There’s nothing wrong with growing gladiolus flowers, but you should keep them out of the vegetable garden – especially if you’re growing legumes like peas and beans. Gladiolus are known to hinder the development of these plants as they grow.
This one is a bit confusing, as sunflowers tend to be grown as companion plants quite often. It’s true that growing sunflowers is beneficial in many regards. They attract pollinators and so can improve the bloom rates of your entire garden. They also provide support for pole beans and other vining crops.
However, you need to be careful about planting sunflowers near plants that grow low to the ground but require lots of sunlight. For example, sunflowers inhibit the growth of potatoes.
You could certainly grow them near things that prefer the shade, like rhubarb or mushrooms. You could also grow sunflowers near your cold-loving crops if you expect to grow them in the heat of the summer (cauliflower and broccoli are two good examples).
Another option is just to plant your sunflowers so that they do not cast a shadow over your sun-loving plants. You may need to make a sun map of your garden to figure out where the light falls, but it’s worth the time and effort it might take.
This is something that’s true of all tall flowers when considered for companion planting. While tall flowers add a lot to a vegetable garden in terms of their beauty and attractiveness to pollinators, you need to be mindful of where you place them so you don’t overshadow the smaller sun-loving plants.
What Flowers Can Be Planted Instead?
If you’re feeling discouraged by the long list of plants you can’t grow near your vegetable garden, don’t worry. There are plenty of other options you can choose from, including the classic stand-bys of marigolds, petunias, and nasturtiums.
These flowers are not only gorgeous annuals that can thrive in just about any location, but they’ll also be great companions or trap crops to cucumbers, cabbage, beans, potatoes, melons, and more.
You can always grow flowering herbs, like lavender or dill, in most cases, too. That way, you’ll have a garden that is both edible and ornamental!

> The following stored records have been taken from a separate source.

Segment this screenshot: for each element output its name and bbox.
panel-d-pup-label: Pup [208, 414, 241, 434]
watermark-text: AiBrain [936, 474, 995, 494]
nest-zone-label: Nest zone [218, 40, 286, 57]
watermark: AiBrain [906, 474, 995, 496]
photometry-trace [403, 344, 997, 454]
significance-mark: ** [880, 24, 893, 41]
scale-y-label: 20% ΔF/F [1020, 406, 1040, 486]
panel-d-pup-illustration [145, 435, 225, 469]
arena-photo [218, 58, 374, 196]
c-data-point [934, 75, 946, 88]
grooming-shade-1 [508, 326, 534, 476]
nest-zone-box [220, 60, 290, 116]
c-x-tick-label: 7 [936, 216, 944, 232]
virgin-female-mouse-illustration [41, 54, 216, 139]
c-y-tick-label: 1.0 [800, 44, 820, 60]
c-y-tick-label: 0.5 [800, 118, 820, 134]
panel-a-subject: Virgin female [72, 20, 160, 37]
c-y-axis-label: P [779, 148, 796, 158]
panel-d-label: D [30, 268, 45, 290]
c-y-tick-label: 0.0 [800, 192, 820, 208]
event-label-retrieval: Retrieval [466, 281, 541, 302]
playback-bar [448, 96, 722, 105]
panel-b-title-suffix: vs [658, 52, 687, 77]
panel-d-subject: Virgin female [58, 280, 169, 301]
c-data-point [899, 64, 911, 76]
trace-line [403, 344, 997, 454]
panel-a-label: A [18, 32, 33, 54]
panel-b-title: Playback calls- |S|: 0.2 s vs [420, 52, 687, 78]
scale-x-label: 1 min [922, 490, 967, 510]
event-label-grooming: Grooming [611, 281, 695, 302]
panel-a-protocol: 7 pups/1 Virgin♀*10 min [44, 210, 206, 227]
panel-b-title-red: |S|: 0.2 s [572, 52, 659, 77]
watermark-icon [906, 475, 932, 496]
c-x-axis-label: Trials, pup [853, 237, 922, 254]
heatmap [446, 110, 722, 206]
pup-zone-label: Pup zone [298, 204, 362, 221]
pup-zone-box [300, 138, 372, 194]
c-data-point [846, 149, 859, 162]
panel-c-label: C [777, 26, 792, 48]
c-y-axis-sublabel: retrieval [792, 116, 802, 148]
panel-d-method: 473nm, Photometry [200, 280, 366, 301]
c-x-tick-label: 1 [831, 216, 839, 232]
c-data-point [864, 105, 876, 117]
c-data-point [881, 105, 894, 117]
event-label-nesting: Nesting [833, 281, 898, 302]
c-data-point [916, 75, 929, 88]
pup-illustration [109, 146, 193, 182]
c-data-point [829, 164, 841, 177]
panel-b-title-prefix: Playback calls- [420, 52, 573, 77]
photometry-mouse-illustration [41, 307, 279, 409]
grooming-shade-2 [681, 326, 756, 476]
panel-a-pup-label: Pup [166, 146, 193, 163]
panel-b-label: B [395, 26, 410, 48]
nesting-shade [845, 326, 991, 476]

When you’re trying to decide what to plant, always consider the unique properties of both the vegetable and flower type when considering them for companion planting. Make sure the basic requirements will be met for all your plants in your garden’s location and also consider the biggest and most important factor – how much sunlight your garden gets.
Otherwise, avoiding these pairings is a great start as you plan out your garden for this year or next. Doing so will help to ensure that everybody gets along swimmingly!